One of the arguments for dismissal propounded by the Department of Justice is that, “the court’s review under the Origination Clause is quite limited, as the clause imposes only minimal requirements. It may be for that reason that the Supreme Court has reviewed only eight Origination Clause claims in its history, and that it is has never invalidated an Act of Congress on that basis.”
The Justice Department also argues that Matt Sissell’s Origination Clause “claim fails for two simple, independent reasons: the ACA originated in the House as H.R. 3590 and, even if this court determines otherwise, the ACA is not a ‘Bill for raising Revenue’ within the meaning of the Origination Clause.”
Sen. Harry Reid’s own description of his bill as the “Senate Health Care Bill”
belies the argument that it originated in the House.
Chief Justice Robert’s opinion that the individual mandate portion of the Affordable Care Act is only constitutional under Congress’ power to tax also belies the Justice Department’s argument in Sissell v. HHS that it was not a “Bill for raising Revenue.”
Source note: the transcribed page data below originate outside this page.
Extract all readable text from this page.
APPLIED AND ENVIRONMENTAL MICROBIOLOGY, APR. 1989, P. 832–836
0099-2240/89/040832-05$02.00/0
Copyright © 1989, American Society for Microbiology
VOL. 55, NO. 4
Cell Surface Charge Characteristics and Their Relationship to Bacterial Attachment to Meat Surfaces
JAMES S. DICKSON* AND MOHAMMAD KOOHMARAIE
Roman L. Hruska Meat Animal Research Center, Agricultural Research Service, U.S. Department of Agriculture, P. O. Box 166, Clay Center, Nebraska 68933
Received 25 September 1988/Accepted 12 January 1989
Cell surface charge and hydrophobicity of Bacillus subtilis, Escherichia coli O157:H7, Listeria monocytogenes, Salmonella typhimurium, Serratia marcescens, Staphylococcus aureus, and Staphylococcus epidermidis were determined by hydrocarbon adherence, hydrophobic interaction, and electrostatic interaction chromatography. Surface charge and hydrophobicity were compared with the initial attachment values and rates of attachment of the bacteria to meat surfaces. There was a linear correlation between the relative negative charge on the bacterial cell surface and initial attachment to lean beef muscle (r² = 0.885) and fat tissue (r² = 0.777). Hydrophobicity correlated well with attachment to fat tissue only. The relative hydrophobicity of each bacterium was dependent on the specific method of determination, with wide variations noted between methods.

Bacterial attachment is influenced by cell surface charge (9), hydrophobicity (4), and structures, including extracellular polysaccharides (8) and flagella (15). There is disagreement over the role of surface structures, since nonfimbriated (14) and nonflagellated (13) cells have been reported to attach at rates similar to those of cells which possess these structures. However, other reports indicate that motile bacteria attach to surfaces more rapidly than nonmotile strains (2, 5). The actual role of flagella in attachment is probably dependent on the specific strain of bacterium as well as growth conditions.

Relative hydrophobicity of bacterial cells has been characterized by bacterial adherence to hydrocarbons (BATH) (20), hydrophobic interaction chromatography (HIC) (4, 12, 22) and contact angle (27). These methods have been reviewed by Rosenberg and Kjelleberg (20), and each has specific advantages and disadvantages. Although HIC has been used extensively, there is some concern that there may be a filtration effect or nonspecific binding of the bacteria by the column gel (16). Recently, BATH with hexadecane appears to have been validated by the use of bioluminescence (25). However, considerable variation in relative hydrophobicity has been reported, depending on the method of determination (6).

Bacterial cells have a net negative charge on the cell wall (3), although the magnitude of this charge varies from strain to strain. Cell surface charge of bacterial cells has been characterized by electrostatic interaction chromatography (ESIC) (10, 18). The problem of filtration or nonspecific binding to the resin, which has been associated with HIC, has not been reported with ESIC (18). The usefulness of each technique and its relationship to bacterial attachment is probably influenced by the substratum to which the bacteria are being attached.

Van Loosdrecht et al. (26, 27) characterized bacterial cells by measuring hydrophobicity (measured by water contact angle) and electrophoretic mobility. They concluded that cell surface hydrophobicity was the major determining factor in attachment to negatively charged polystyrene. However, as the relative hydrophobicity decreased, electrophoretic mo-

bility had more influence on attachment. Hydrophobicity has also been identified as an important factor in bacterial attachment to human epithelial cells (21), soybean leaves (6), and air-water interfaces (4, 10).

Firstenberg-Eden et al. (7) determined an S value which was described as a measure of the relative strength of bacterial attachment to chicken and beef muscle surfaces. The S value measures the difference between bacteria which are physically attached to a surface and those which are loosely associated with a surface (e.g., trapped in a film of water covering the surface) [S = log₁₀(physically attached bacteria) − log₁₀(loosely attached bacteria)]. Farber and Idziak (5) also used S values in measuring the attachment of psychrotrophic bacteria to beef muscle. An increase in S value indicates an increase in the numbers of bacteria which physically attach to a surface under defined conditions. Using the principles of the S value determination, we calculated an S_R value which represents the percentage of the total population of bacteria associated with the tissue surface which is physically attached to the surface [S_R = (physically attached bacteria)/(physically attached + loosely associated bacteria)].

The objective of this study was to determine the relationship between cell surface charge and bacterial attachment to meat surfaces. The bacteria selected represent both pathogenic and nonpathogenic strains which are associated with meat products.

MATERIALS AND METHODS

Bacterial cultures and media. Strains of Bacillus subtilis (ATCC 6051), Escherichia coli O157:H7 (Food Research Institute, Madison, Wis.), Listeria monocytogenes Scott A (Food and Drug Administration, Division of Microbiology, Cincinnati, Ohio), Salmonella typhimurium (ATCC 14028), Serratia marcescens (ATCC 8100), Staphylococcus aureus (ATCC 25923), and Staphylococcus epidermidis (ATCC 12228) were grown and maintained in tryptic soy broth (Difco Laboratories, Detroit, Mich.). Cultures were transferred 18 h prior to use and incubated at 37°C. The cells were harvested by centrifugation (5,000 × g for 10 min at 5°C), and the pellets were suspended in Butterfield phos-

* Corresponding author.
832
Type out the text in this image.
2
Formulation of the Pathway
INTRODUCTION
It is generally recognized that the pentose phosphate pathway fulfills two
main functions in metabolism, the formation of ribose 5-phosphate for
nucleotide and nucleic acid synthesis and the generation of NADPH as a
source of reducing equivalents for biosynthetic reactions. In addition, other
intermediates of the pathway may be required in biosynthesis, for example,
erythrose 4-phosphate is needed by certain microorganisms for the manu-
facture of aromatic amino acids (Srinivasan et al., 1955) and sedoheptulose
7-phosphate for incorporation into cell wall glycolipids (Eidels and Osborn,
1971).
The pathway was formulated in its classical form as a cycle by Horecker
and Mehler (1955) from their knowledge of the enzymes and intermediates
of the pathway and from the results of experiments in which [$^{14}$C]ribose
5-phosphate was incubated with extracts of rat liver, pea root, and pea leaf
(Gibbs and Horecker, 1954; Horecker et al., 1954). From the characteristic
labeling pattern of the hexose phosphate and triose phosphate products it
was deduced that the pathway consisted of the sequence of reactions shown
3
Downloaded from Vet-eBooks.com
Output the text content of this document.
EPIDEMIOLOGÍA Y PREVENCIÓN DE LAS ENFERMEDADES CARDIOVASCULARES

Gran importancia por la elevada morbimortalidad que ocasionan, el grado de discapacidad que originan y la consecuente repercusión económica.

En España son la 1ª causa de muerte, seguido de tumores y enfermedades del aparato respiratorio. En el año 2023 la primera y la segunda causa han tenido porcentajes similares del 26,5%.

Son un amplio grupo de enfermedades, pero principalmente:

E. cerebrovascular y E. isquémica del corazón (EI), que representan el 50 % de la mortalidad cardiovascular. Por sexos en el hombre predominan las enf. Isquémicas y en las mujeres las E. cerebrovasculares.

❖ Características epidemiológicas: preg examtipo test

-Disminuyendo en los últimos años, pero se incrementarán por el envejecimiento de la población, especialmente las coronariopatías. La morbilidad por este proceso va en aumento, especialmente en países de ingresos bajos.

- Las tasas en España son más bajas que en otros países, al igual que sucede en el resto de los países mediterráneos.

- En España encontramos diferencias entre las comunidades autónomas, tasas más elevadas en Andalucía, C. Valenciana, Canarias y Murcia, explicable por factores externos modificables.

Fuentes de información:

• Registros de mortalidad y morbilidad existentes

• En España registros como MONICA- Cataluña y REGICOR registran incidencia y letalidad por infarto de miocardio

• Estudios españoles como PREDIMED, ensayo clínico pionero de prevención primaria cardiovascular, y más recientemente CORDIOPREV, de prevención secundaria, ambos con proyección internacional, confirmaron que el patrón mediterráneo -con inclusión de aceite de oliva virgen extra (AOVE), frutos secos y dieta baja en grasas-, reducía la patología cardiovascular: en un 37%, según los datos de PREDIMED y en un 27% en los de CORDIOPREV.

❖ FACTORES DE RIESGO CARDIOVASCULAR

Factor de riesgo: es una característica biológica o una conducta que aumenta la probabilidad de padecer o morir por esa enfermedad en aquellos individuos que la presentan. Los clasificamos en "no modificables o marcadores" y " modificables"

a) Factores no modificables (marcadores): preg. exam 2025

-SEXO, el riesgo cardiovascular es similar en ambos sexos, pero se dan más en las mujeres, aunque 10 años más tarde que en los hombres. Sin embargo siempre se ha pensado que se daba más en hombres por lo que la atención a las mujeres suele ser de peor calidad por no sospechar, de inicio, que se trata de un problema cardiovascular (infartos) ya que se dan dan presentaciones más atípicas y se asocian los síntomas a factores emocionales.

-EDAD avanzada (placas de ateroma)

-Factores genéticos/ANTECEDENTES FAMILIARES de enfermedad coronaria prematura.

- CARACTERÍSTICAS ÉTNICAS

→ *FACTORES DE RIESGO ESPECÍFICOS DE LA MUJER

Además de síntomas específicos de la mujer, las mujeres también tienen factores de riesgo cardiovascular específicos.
The March 20, 2010, “Estimated Revenue Effects” prepared by the congressional Joint Committee on Taxation for the “Patient Protection and Affordable Care Act” — “as passed by the senate, and scheduled for consideration by the house” — were $487.8 billion in net total revenue between 2010 and 2019, which is consistent with Senator Reed’s still-posted comments on introduction of his self-described “Senate Health Care Bill” that “This bill will cut the deficit by $130 billion”; the Supreme Court has never upheld such a blatant Senate-originated “Bill for raising Revenue.”
Regardless of how the District Court in Sissell rules on the motion to dismiss, this case will hopefully provide an opportunity for Chief Justice Roberts to redeem himself — based on his own rationale for upholding Obamacare.
In any event, other parties in ongoing litigation over Obamacare should also amend their complaints accordingly — following the lead of Matt Sissell — to include a cause of action under the Origination Clause. In the meantime, voters should encourage their congressmen to reaffirm the Origination Clause by co-sponsoring H.Res. 153.